Functors let you package several functions in a function object and – to my knowledge – lambdas can’t do that.

The functor is then used the following way:

std::set<Employee> employees = ...
std::set<int> ids = ...

std::vector<int> idsToClean;

std::set_difference(ids.begin(), ids.end(),
                    employees.begin(), employees.end(),
                    std::back_inserter(idsToClean),
                    CompareWithId());

And functors saved the day.

The future of functors

I recently became aware of the following future features planned for C++. Some of them were pointed out by the useful comments posted in the comment section below or the reddit thread of this article.

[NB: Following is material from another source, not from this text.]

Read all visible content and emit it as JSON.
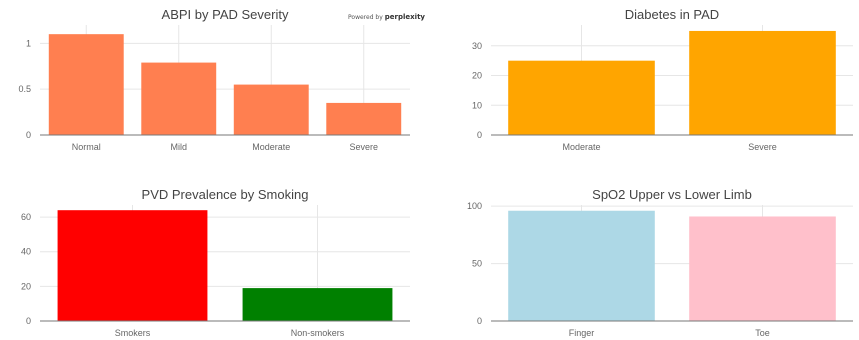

Someday, functors should become extinct. Indeed, this need for several overloads in the same function object is found elsewhere than in the STL. When using std::variant (and boost::variant before it), function objects with several operators are used to make visitors. For this reason, a proposal was made for the language to add a function std::overload that builds up a function object from several lambdas it is passed, thus avoiding to write the whole functor boilerplate manually. But this was not included in C++17.

As pointed out in this comment, an equivalent feature can be realized by inheriting from lambdas. And by using a combination of features available in C++17, (variadic using declarations, and deduction guides for class constructors template parameter deduction), this can already be achieved even more elegantly as showed in this great video from Jason Turner’s C++ Weekly (5 minutes of awesomeness!).

But before C++17, the double functor trick uses standard components only and is simple to put in place locally, even if it isn’t maybe the most hip solution.

In a future post we’ll talk more about function objects and understand how they can shed some light on the design of the STL and of the C++ language itself.